À Gaza, Dieu est sous les décombres 

Sermon donné le 22 octobre 2023 à l’église de Noël à Bethléem par le pasteur Munther Isaac

Ce sermon de lamentation et de colère, cri contre la guerre qui se poursuit à Gaza, a été prêché  en Palestine le 22 octobre 2023, à l’église évangélique luthérienne de Beit-Sahour et à l’église  évangélique luthérienne de Noël de Bethléem. Trois jours plus tôt, le 19 octobre 2023, les forces  de défense israéliennes avaient attaqué l’église orthodoxe grecque Saint-Porphyre, la plus  ancienne église en activité de Gaza, construite en 1150. L’église a été endommagée par ce  bombardement et 18 personnes ont été tuées, d’autres ont été blessées, et environ 400 civils qui  s’étaient réfugiés dans le complexe de l’église ont dû être déplacés. Les Amis de Sabeel France  ont traduit cette prédication à partir de sa version anglaise disponible sur : 

https://sojo.net/articles/god-under-rubble-gaza 

Ils ont assiégé notre famille palestinienne à Gaza, ils ont traité ses membres de monstres, et les  ont blâmés, accusés. Leurs maisons ont été bombardées, leurs quartiers d’habitation rasés, les  habitants ont tous dû partir, et ce sont eux qui ont été accusés. Nos familles, nos frères et nos sœurs, nos tantes et nos oncles, nos neveux et nos nièces avaient cherché refuge dans des écoles  et ils y ont été bombardés, dans des hôpitaux et ils y ont été bombardés, dans des lieux de culte  et ils y ont été bombardés, et ce sont eux qui ont été accusés.

Nous sommes tous brisés. Les habitants de Gaza souffrent. Ils ont tout perdu, tout, sauf leur  dignité. Beaucoup d’entre eux sont entrés dans la gloire : la gloire du martyre, mais sans l’avoir  cherché. Et aujourd’hui, une fois de plus dans notre histoire, ils se retrouvent devant le même  choix : la mort ou partir. Notre Nakba continue !

Où voulez-vous qu’ils aillent ? Il n’y a pas de place pour eux dans ce monde !

Les grandes nations de ce monde sont contre eux. Elles ont recours aux finances, aux armes, à  la diplomatie et à la théologie contre le peuple de Palestine, contre le peuple de Gaza. Ils  discutent entre eux de l’endroit où nous finirons après le nettoyage ethnique qu’ils nous  imposent, comme si nous étions des boîtes en trop pour lesquelles il n’y a pas de place dans la  maison !
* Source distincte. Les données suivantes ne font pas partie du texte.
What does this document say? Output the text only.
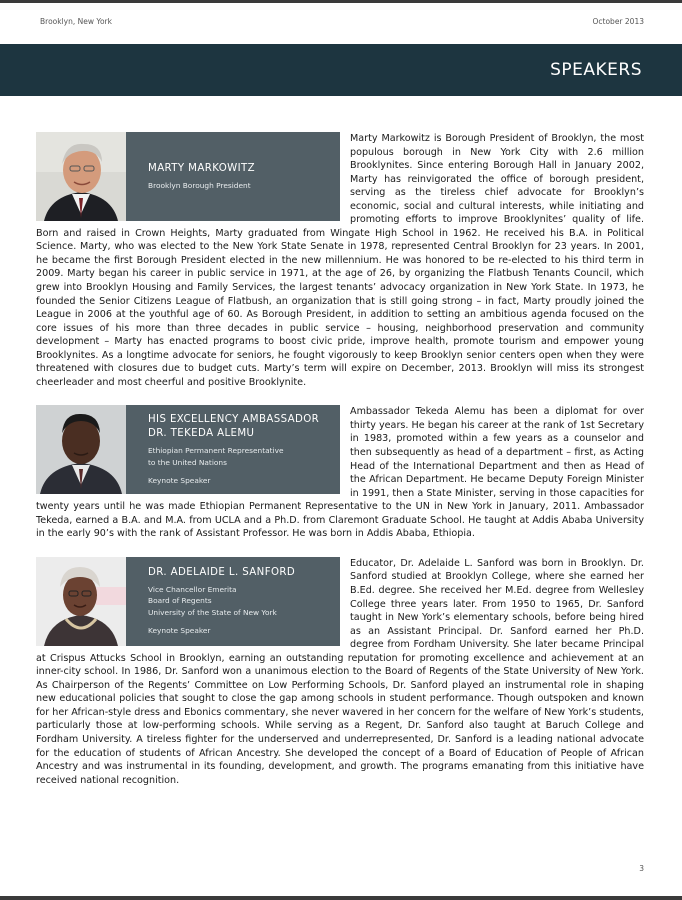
Brooklyn, New York	October 2013
SPEAKERS
MARTY MARKOWITZ
Brooklyn Borough President

Marty Markowitz is Borough President of Brooklyn, the most populous borough in New York City with 2.6 million Brooklynites. Since entering Borough Hall in January 2002, Marty has reinvigorated the office of borough president, serving as the tireless chief advocate for Brooklyn’s economic, social and cultural interests, while initiating and promoting efforts to improve Brooklynites’ quality of life. Born and raised in Crown Heights, Marty graduated from Wingate High School in 1962. He received his B.A. in Political Science. Marty, who was elected to the New York State Senate in 1978, represented Central Brooklyn for 23 years. In 2001, he became the first Borough President elected in the new millennium. He was honored to be re-elected to his third term in 2009. Marty began his career in public service in 1971, at the age of 26, by organizing the Flatbush Tenants Council, which grew into Brooklyn Housing and Family Services, the largest tenants’ advocacy organization in New York State. In 1973, he founded the Senior Citizens League of Flatbush, an organization that is still going strong – in fact, Marty proudly joined the League in 2006 at the youthful age of 60. As Borough President, in addition to setting an ambitious agenda focused on the core issues of his more than three decades in public service – housing, neighborhood preservation and community development – Marty has enacted programs to boost civic pride, improve health, promote tourism and empower young Brooklynites. As a longtime advocate for seniors, he fought vigorously to keep Brooklyn senior centers open when they were threatened with closures due to budget cuts. Marty’s term will expire on December, 2013. Brooklyn will miss its strongest cheerleader and most cheerful and positive Brooklynite.

HIS EXCELLENCY AMBASSADOR
DR. TEKEDA ALEMU
Ethiopian Permanent Representative
to the United Nations
Keynote Speaker

Ambassador Tekeda Alemu has been a diplomat for over thirty years. He began his career at the rank of 1st Secretary in 1983, promoted within a few years as a counselor and then subsequently as head of a department – first, as Acting Head of the International Department and then as Head of the African Department. He became Deputy Foreign Minister in 1991, then a State Minister, serving in those capacities for twenty years until he was made Ethiopian Permanent Representative to the UN in New York in January, 2011. Ambassador Tekeda, earned a B.A. and M.A. from UCLA and a Ph.D. from Claremont Graduate School. He taught at Addis Ababa University in the early 90’s with the rank of Assistant Professor. He was born in Addis Ababa, Ethiopia.

DR. ADELAIDE L. SANFORD
Vice Chancellor Emerita
Board of Regents
University of the State of New York
Keynote Speaker

Educator, Dr. Adelaide L. Sanford was born in Brooklyn. Dr. Sanford studied at Brooklyn College, where she earned her B.Ed. degree. She received her M.Ed. degree from Wellesley College three years later. From 1950 to 1965, Dr. Sanford taught in New York’s elementary schools, before being hired as an Assistant Principal. Dr. Sanford earned her Ph.D. degree from Fordham University. She later became Principal at Crispus Attucks School in Brooklyn, earning an outstanding reputation for promoting excellence and achievement at an inner-city school. In 1986, Dr. Sanford won a unanimous election to the Board of Regents of the State University of New York. As Chairperson of the Regents’ Committee on Low Performing Schools, Dr. Sanford played an instrumental role in shaping new educational policies that sought to close the gap among schools in student performance. Though outspoken and known for her African-style dress and Ebonics commentary, she never wavered in her concern for the welfare of New York’s students, particularly those at low-performing schools. While serving as a Regent, Dr. Sanford also taught at Baruch College and Fordham University. A tireless fighter for the underserved and underrepresented, Dr. Sanford is a leading national advocate for the education of students of African Ancestry. She developed the concept of a Board of Education of People of African Ancestry and was instrumental in its founding, development, and growth. The programs emanating from this initiative have received national recognition.

3
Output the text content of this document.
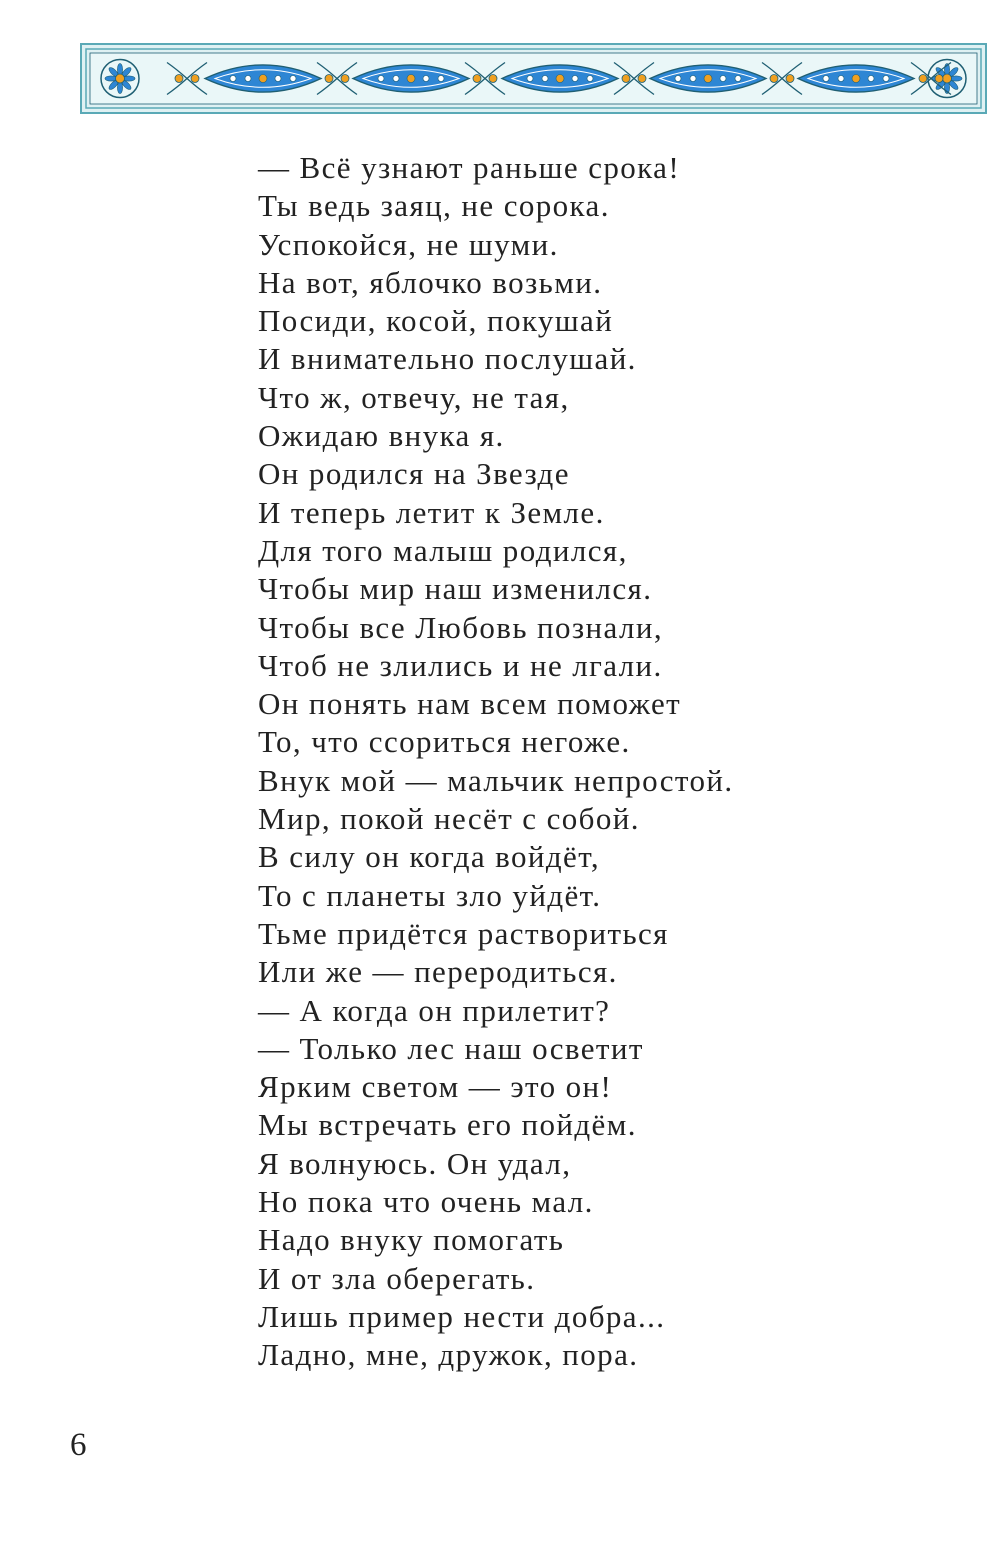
— Всё узнают раньше срока!
Ты ведь заяц, не сорока.
Успокойся, не шуми.
На вот, яблочко возьми.
Посиди, косой, покушай
И внимательно послушай.
Что ж, отвечу, не тая,
Ожидаю внука я.
Он родился на Звезде
И теперь летит к Земле.
Для того малыш родился,
Чтобы мир наш изменился.
Чтобы все Любовь познали,
Чтоб не злились и не лгали.
Он понять нам всем поможет
То, что ссориться негоже.
Внук мой — мальчик непростой.
Мир, покой несёт с собой.
В силу он когда войдёт,
То с планеты зло уйдёт.
Тьме придётся раствориться
Или же — переродиться.
— А когда он прилетит?
— Только лес наш осветит
Ярким светом — это он!
Мы встречать его пойдём.
Я волнуюсь. Он удал,
Но пока что очень мал.
Надо внуку помогать
И от зла оберегать.
Лишь пример нести добра...
Ладно, мне, дружок, пора.
6
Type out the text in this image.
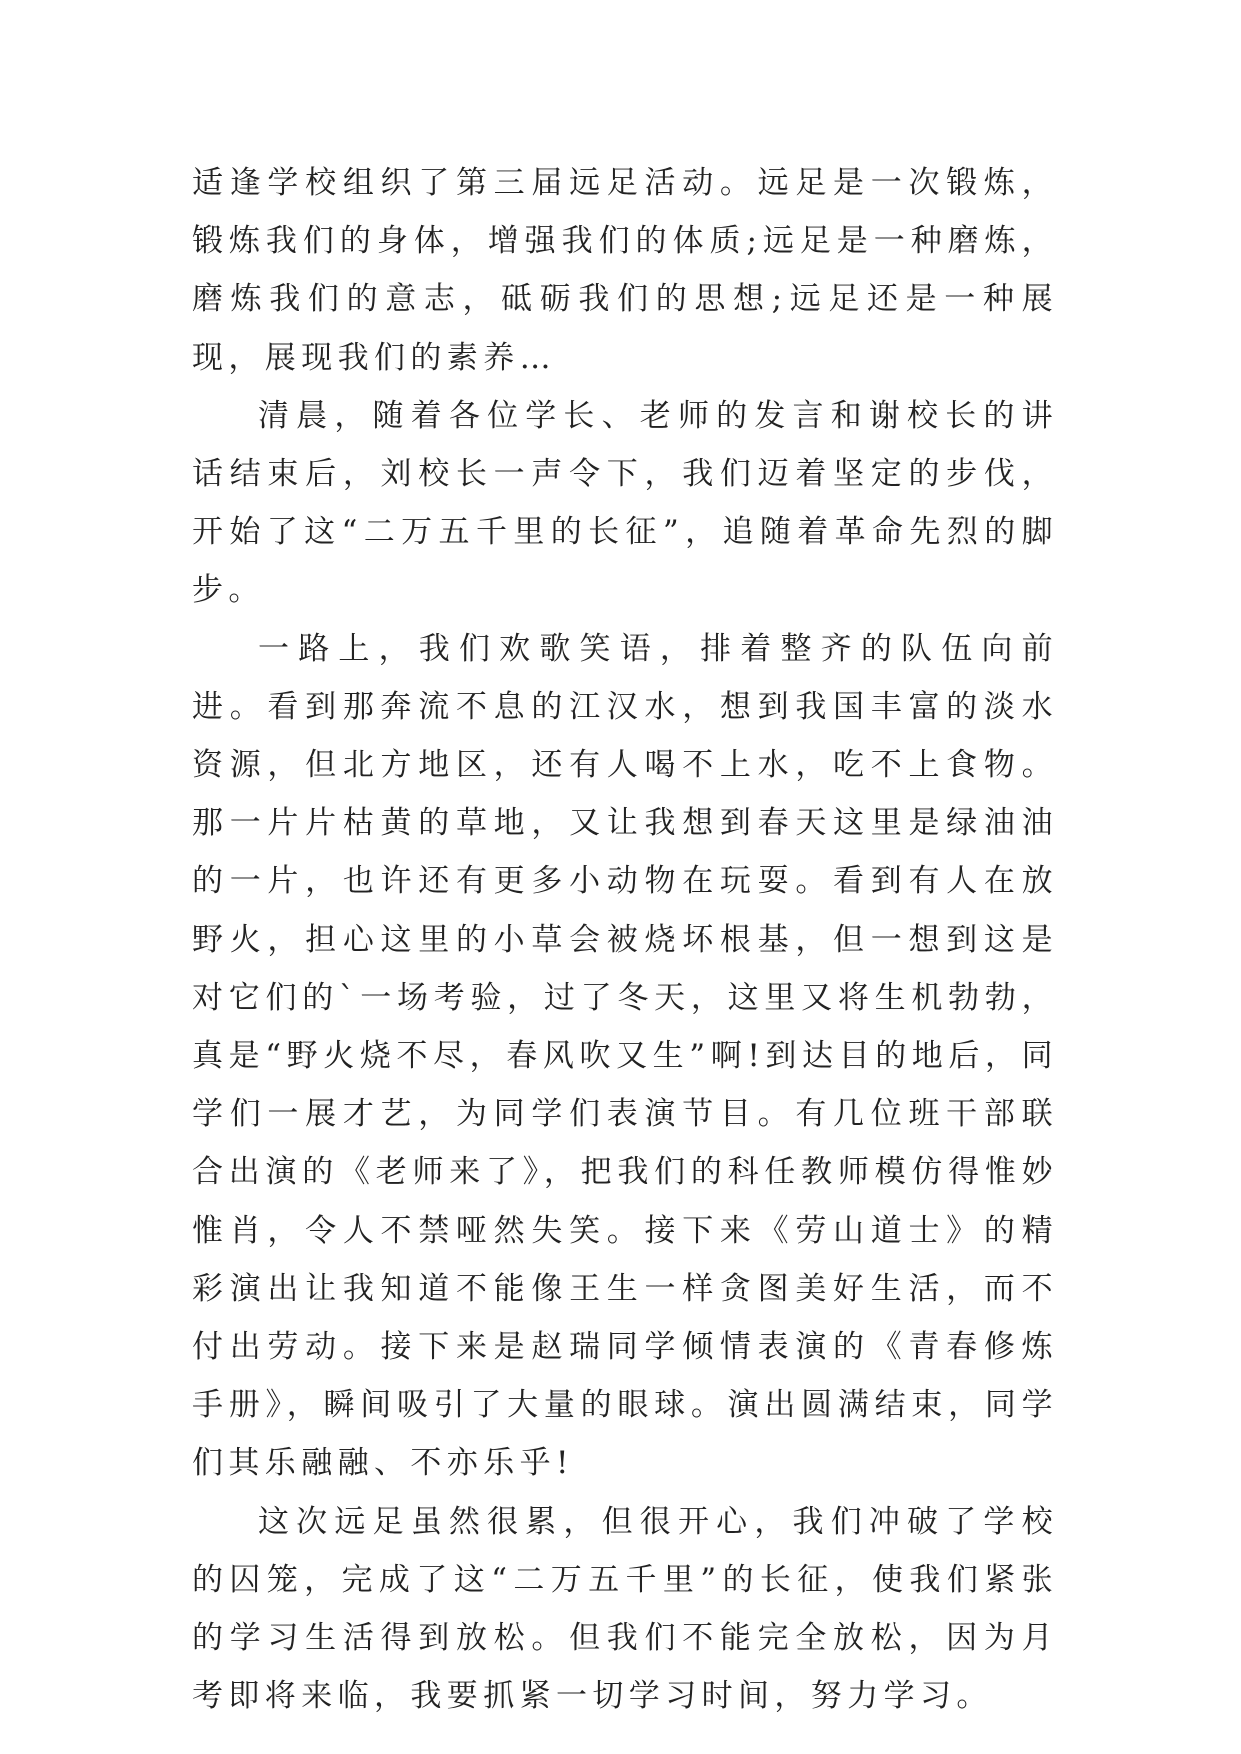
适逢学校组织了第三届远足活动。远足是一次锻炼，锻炼我们的身体，增强我们的体质;远足是一种磨炼，磨炼我们的意志，砥砺我们的思想;远足还是一种展现，展现我们的素养…

清晨，随着各位学长、老师的发言和谢校长的讲话结束后，刘校长一声令下，我们迈着坚定的步伐，开始了这“二万五千里的长征”，追随着革命先烈的脚步。

一路上，我们欢歌笑语，排着整齐的队伍向前进。看到那奔流不息的江汉水，想到我国丰富的淡水资源，但北方地区，还有人喝不上水，吃不上食物。那一片片枯黄的草地，又让我想到春天这里是绿油油的一片，也许还有更多小动物在玩耍。看到有人在放野火，担心这里的小草会被烧坏根基，但一想到这是对它们的`一场考验，过了冬天，这里又将生机勃勃，真是“野火烧不尽，春风吹又生”啊!到达目的地后，同学们一展才艺，为同学们表演节目。有几位班干部联合出演的《老师来了》，把我们的科任教师模仿得惟妙惟肖，令人不禁哑然失笑。接下来《劳山道士》的精彩演出让我知道不能像王生一样贪图美好生活，而不付出劳动。接下来是赵瑞同学倾情表演的《青春修炼手册》，瞬间吸引了大量的眼球。演出圆满结束，同学们其乐融融、不亦乐乎!

这次远足虽然很累，但很开心，我们冲破了学校的囚笼，完成了这“二万五千里”的长征，使我们紧张的学习生活得到放松。但我们不能完全放松，因为月考即将来临，我要抓紧一切学习时间，努力学习。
Il n’y a plus aucune pitié. Plus aucune humanité. Plus personne pour pleurer notre mort.  Personne n’est là pour arrêter cette machine de guerre, parce que nous ne sommes pas des  membres du bon peuple, de la bonne religion, de la bonne race. Nous ne faisons pas partie des  « élus ». Les puissances politiques du monde nous considèrent comme un obstacle, et non comme un allié. Nous avons été brisés, et nous le sommes à nouveau chaque jour : par toutes  les images de mort, surtout lorsque ce sont nos proches qui sont touchés par elle : nos familles,  nos sœurs, nos parents, tous ces êtres chers avec lesquels nous nous entretenions chaque jour.  Nous sommes brisés, tous. Nous entendons des histoires terrifiantes qui nous parlent de l’enfer  sur la terre. L’enfer est une réalité à Gaza aujourd’hui. Et nos frères et sœurs palestiniens le vivent en ce moment même.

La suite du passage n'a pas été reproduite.